Tested on LM Studio 0.3.6, Mistral 7B Instruct v0.3 Q4_K_M, Python 3.12, openai SDK 1.30, Node.js 22, macOS 15 (M2) & Windows 11


FAQ

Q: Do I need an OpenAI API key to use LM Studio's server? A: No. LM Studio ignores the api_key field on localhost. Pass any non-empty string like "lm-studio" to satisfy the SDK constructor.

Q: Why does /v1/chat/completions return a 500 error? A: The model field in your request doesn't match the ID returned by /v1/models. Copy the exact string from GET /v1/models — it usually includes the quantization suffix.
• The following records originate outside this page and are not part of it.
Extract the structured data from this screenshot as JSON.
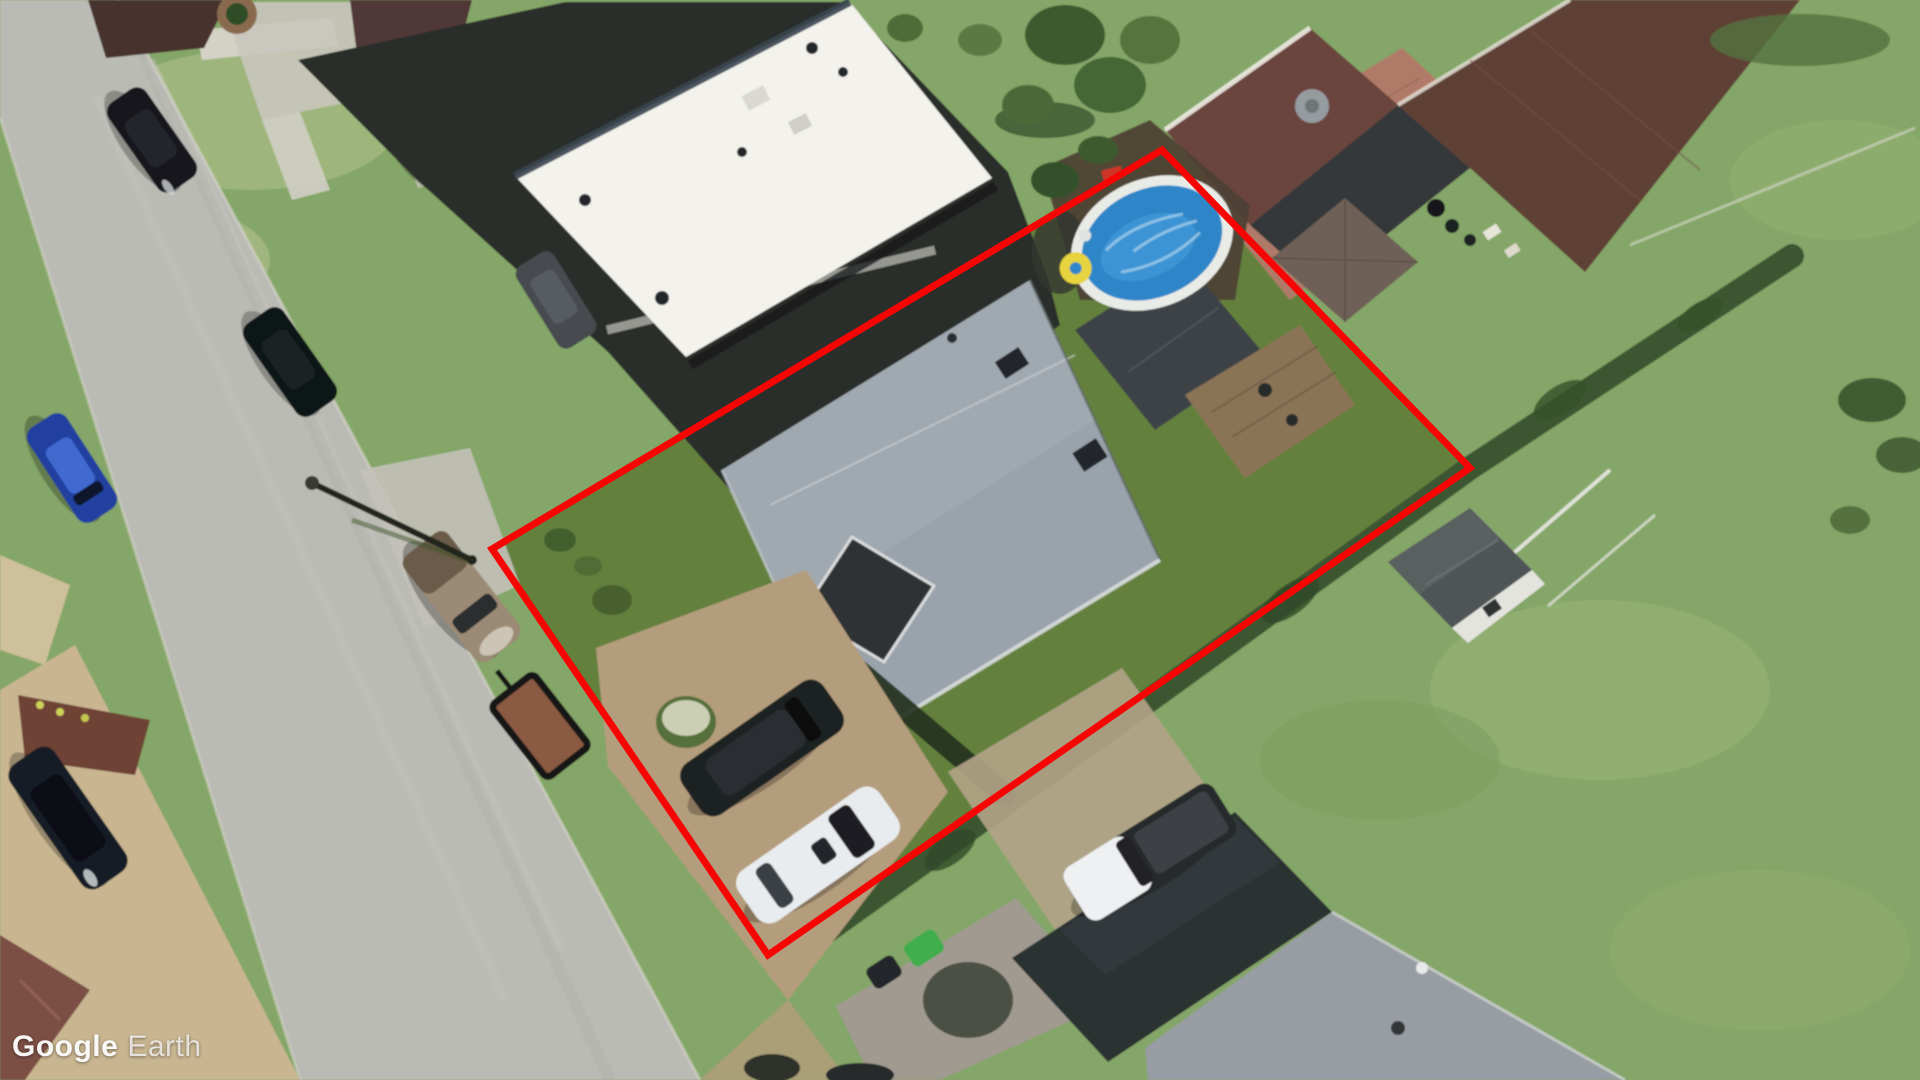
{
  "watermark": {
    "word1": "Google",
    "word2": "Earth"
  },
  "boundary": {
    "vertices": [
      [
        1162,
        150
      ],
      [
        1470,
        468
      ],
      [
        768,
        955
      ],
      [
        492,
        549
      ]
    ],
    "stroke_width": 7
  },
  "colors": {
    "boundary_red": "#f60505",
    "pool_water": "#2e86c9",
    "pool_rim": "#e9ebe7",
    "float_yellow": "#e6d33e",
    "road": "#bbbbb5",
    "asphalt_dark": "#2b2e29",
    "flat_roof_white": "#f3f2ec",
    "main_roof_gray": "#9aa3ab",
    "brown_roof": "#5e4036",
    "grass_base": "#84a667",
    "lawn_dark_green": "#5f7d3a",
    "driveway_tan": "#b49d7c",
    "bin_green": "#3fae4e"
  },
  "scene": {
    "type": "aerial-satellite-imagery",
    "objects": [
      "road",
      "property-boundary",
      "main-house",
      "flat-roof-building",
      "top-right-house",
      "bottom-right-house",
      "above-ground-pool",
      "pool-float",
      "wood-deck",
      "shed",
      "gazebo",
      "parked-cars",
      "pickup-truck",
      "utility-trailer",
      "street-light",
      "trees",
      "hedgerow",
      "driveways",
      "trash-bins",
      "lawn"
    ]
  }
}
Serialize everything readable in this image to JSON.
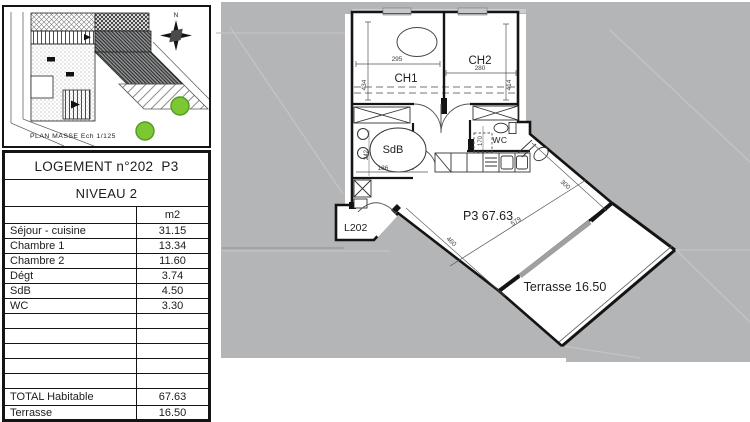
{
  "left_panel": {
    "site_plan": {
      "caption": "PLAN MASSE Ech 1/125",
      "compass_label": "N"
    },
    "table": {
      "title": "LOGEMENT n°202  P3",
      "level": "NIVEAU 2",
      "unit_header": "m2",
      "rows": [
        {
          "label": "Séjour - cuisine",
          "value": "31.15"
        },
        {
          "label": "Chambre 1",
          "value": "13.34"
        },
        {
          "label": "Chambre 2",
          "value": "11.60"
        },
        {
          "label": "Dégt",
          "value": "3.74"
        },
        {
          "label": "SdB",
          "value": "4.50"
        },
        {
          "label": "WC",
          "value": "3.30"
        }
      ],
      "totals": [
        {
          "label": "TOTAL Habitable",
          "value": "67.63"
        },
        {
          "label": "Terrasse",
          "value": "16.50"
        }
      ]
    }
  },
  "floor_plan": {
    "rooms": {
      "ch1": {
        "label": "CH1",
        "width": "295",
        "height": "434"
      },
      "ch2": {
        "label": "CH2",
        "width": "280",
        "height": "414"
      },
      "sdb": {
        "label": "SdB",
        "width": "186",
        "height": "242"
      },
      "wc": {
        "label": "WC",
        "depth": "170"
      },
      "living": {
        "label": "P3 67.63",
        "dim_length": "579",
        "dim_width": "460",
        "dim_side": "300"
      },
      "entrance": {
        "label": "L202"
      },
      "terrace": {
        "label": "Terrasse 16.50"
      }
    },
    "colors": {
      "exterior_gray": "#b4b5b7",
      "wall_black": "#141414",
      "tree_green": "#7cc832"
    }
  }
}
Q: What is the minimum RAM to run a model with the LM Studio API server? A: 8 GB RAM for a Q4_K_M 7B model with CPU inference. For GPU offloading you need at least 6 GB VRAM to fit most layers of a 7B model. Add 2–3 GB headroom for the OS.

Q: Can LM Studio serve multiple models at the same time? A: No — LM Studio 0.3.x loads one model per server instance. For concurrent models use Ollama or run two separate LM Studio instances on different ports.

Q: Does LM Studio's API support function calling / tool use? A: Yes, for models that have been fine-tuned for tool use (e.g., Mistral 7B Instruct v0.3, Llama 3.1 Instruct). Pass a tools array the same way you would with the OpenAI SDK — LM Studio forwards the schema to the model.